Sempre nel 2023, lo smart working ha interessato il 39% delle imprese bresciane e ha coinvolto il 22% dei dipendenti eligibili. Si tratta di numeri più bassi rispetto a quanto sperimentato a livello lombardo, dove la diffusione del “lavoro agile” ha riguardato il 51% delle aziende, mentre la quota degli smart workers è stata pari al 26%. Il differenziale tra Brescia e la regione sarebbe imputabile a una serie di motivazioni, tra cui spicca la forte prevalenza, nel nostro territorio, di Pmi manifatturiere, contesti in cui lo smart working fatica a imporsi come modello organizzativo. Con riferimento alla estensione temporale del “lavoro agile”, il quadro delineato per Brescia e provincia vede un prevalente utilizzo dello smart working fino a 4 giorni al mese (56% delle aziende). Diffusa è anche la modalità “fino a 12 giorni al mese” (51% del campione), mentre solamente il 24% delle realtà intervistate concede più di 12 giorni al mese da remoto. Sul versante dei lavoratori, la maggioranza assoluta dei dipendenti (72%) può beneficiare fino a 12 giorni al mese e solamente il 2% gode di oltre 12 giorni al mese.

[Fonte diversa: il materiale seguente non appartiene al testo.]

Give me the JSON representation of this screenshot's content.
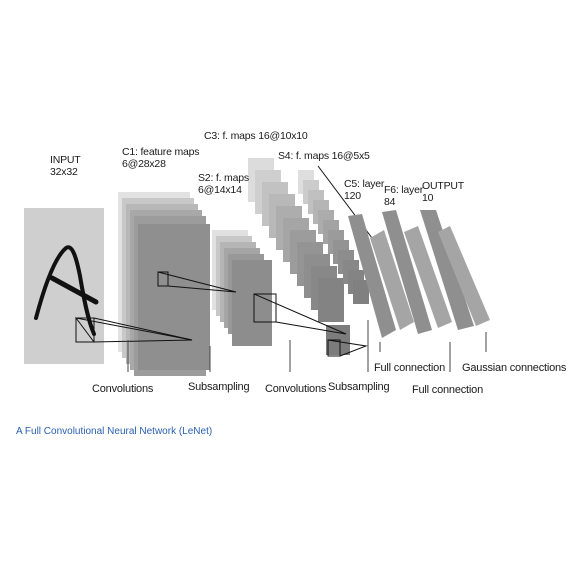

L’indagine ha poi affrontato anche il fenomeno della conversione in welfare dei premi di risultato. Tra le aziende bresciane che prevedono tale possibilità, solamente il 15% dei dipendenti ne ha effettivamente usufruito, contro il già basso 22% rilevato in Lombardia. Il dato locale è la sintesi fra il 22% fra i quadri e il 15% tra gli operai e impiegati. A Brescia, la quota di premio convertita è tuttavia particolarmente elevata (83% dell’importo complessivo), rispetto al 66% riscontrato in regione.

Il tasso di assenza dell’addetto medio, calcolato come rapporto tra ore perdute e ore lavorabili, nel 2023 è stato pari al 7,1%, caratterizzandosi per un’elevata eterogeneità fra i diversi inquadramenti (2,4% per i quadri, 5,0% per gli impiegati e 9,1% per gli operai) e per genere (6,8% fra maschi e 8,5% fra le femmine). La quota imputabile ai permessi concessi dalla Legge 104, una novità di questa edizione del rapporto, si attesta allo 0,6%. Le ore mediamente perdute nel 2023 sono state 119; la principale causale di assenza va ricercata nella malattia non professionale (65 ore), seguita dagli altri permessi retribuiti (18 ore), ambito che accoglie, fra l’altro, i permessi sindacali e tutti i permessi per visite mediche e altri motivi. A riguardo va segnalato che, fra le femmine, i congedi retribuiti, al cui interno sono contabilizzati i congedi parentali, istituto giuridico a tutela della gravidanza e della maternità, riguardano, in media, 49 ore, vale a dire il 2,9% delle ore lavorabili.

Da ultimo, la rilevazione si è soffermata sulle retribuzioni d’ingresso dei neolaureati. Nel contesto bresciano, un laureato triennale, al suo primo impiego, percepisce uno stipendio di 26.241 euro. Più elevate risultano le retribuzioni per i laureati magistrali, con punte di 27.985 per i profili tecnico-scientifici.